DARPA’s Polymorphous Computing Architectures program [1] is developing a revolutionary approach to implementing embedded computing systems that support reactive, multi-mission, multi-sensor, and in-flight retargetable missions, and that reduce the time needed for payload adaptation, optimization, and validation from years to days to minutes. The PCA program breaks the current development approach of “hardware first and software last” point solutions by moving beyond conventional computer hardware and software to flexible, “polymorphous” computing systems. A polymorphous computing system (chips, processing architecture, memory, networks, and software) will “morph” (take on or pass through varying forms or implementations) to best fit changing mission requirements, sensor configurations, and operational constraints during a mission, for changing operational scenarios, or over the lifetime of a deployed platform.
In current practice, a processor is typically selected to perform a particular class of processing, such as real-time data signal processing or, at the other extreme of the processing spectrum, cognitive reasoning. A corresponding spectrum of domain-specific processors, such as specialized data-intensive signal processors, general digital signal processors (DSP), general-purpose microprocessors, and the server-class devices, is then required to perform the complete range of mission processing. Through their ability to reconfigure resources and architectural elements to implement a broad range of architectural implementations, PCA systems can span this processing continuum with a single class of device. This is accomplished by dynamically reorganizing the PCA device’s processing elements or micro-architectural components to provide an optimized architectural implementation for each specific set of mission or system requirements.

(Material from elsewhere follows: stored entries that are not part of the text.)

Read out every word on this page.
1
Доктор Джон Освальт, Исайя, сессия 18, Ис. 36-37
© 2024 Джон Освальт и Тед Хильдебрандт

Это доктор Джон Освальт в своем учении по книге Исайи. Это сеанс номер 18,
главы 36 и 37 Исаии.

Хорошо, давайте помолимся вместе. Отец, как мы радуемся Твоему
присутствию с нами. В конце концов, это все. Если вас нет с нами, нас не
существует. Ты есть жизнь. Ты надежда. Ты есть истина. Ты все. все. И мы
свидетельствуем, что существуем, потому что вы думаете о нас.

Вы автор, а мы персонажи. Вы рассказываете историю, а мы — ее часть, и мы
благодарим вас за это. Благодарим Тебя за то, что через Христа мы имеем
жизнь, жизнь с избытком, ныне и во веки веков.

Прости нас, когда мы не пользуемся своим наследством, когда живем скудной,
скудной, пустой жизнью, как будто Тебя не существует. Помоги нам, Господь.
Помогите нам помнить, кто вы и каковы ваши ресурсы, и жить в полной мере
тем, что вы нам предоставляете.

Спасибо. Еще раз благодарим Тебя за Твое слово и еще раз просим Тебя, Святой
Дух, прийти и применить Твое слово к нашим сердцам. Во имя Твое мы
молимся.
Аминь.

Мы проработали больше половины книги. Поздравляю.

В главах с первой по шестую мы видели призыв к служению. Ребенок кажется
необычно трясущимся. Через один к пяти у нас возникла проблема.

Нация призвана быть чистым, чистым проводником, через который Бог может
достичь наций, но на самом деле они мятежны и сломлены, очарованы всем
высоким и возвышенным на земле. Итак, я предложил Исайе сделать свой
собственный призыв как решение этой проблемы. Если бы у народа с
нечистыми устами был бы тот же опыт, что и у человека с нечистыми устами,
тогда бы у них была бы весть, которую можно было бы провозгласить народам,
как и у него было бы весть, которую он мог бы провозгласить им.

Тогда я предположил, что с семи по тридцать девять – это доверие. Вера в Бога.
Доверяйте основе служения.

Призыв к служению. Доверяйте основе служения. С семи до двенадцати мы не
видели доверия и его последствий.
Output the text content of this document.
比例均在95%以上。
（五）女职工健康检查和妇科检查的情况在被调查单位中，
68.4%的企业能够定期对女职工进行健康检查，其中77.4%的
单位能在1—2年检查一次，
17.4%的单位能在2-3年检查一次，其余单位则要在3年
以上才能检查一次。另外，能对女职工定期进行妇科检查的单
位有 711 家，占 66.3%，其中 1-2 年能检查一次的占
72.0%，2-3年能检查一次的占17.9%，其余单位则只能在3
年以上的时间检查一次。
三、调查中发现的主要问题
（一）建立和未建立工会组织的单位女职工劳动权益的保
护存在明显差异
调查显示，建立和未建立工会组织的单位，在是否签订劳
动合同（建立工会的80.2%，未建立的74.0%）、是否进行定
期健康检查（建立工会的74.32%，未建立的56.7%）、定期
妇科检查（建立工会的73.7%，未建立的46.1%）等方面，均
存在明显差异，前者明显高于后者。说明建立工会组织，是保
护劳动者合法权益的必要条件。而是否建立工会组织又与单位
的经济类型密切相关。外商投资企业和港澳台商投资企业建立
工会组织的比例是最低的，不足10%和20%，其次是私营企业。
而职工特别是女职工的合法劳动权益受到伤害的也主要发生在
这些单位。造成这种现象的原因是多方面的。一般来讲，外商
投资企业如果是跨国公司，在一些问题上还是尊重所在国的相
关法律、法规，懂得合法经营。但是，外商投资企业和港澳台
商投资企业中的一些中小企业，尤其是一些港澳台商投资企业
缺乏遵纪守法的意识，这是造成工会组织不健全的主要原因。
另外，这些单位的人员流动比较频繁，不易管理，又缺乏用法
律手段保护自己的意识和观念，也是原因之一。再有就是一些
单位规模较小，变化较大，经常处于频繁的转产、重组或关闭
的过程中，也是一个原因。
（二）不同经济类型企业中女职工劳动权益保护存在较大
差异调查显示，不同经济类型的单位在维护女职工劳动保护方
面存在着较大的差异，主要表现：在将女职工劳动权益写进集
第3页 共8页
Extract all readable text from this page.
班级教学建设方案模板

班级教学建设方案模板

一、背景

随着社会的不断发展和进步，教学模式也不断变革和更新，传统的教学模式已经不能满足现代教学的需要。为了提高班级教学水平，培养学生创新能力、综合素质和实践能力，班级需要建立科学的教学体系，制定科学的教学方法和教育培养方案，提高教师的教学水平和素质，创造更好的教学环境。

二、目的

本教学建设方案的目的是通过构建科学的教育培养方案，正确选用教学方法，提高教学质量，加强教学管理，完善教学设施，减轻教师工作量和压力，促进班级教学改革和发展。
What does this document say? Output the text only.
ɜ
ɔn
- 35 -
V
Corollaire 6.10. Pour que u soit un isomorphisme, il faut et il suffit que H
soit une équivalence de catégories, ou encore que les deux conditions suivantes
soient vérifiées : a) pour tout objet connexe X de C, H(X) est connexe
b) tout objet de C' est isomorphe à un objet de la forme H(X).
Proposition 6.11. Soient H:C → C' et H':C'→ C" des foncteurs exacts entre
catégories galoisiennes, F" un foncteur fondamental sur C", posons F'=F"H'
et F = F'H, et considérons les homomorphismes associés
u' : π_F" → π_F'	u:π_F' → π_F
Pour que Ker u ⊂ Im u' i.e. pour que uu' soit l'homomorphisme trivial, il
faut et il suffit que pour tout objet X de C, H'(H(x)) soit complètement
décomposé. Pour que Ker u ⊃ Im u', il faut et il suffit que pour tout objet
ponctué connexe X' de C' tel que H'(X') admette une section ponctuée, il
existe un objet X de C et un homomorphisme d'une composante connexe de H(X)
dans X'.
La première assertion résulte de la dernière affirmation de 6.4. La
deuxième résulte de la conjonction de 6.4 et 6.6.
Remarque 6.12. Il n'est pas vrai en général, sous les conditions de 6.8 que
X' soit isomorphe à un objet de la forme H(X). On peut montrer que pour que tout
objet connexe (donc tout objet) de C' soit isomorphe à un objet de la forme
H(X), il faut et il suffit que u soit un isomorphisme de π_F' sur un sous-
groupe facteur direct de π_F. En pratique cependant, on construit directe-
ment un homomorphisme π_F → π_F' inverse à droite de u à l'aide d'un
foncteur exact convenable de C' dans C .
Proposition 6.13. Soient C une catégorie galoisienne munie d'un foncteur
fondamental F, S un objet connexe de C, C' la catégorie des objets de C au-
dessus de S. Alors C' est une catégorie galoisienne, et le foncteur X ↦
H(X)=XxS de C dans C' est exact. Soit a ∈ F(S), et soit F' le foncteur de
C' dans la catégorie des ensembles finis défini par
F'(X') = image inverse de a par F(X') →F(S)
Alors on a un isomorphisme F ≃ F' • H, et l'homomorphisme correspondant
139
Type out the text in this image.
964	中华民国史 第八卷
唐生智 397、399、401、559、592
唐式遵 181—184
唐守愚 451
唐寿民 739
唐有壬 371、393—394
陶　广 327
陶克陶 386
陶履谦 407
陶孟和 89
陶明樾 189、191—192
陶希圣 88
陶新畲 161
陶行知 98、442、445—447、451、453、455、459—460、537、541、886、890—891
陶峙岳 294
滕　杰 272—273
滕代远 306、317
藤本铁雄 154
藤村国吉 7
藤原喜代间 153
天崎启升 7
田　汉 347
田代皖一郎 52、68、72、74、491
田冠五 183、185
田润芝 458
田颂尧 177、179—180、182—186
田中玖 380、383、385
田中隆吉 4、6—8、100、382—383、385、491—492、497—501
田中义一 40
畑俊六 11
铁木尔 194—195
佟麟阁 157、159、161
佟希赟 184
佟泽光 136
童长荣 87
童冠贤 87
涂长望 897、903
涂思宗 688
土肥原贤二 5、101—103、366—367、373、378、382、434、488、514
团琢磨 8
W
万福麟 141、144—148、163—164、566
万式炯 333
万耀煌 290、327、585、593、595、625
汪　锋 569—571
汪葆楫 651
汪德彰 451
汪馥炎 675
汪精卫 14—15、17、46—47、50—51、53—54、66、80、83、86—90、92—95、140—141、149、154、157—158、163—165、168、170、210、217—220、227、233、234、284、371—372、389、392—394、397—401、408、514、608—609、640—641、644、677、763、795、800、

To achieve this capability, the PCA program is implementing a family of novel malleable micro-architecture processing elements to include compute cores, caches, memory structures, data paths, network interfaces, network fabrics with incremental instructions, OS, and network protocols. To support the use of these polymorphous computing systems, the program is creating a model-based software framework for reactive monitoring, optimization, modeling, resource negotiation and allocation, regeneration, and verification. A set of measurement metrics are being developed to support processing system design and optimization; these include size, weight, energy, performance, and time (SWEPT). Finally, the PCA program is establishing benchmark and standards groups that are creating community standards to enable broad application and commercial support of PCA program developments. The Morphware Stable Interface described in this document is a product of this latter activity.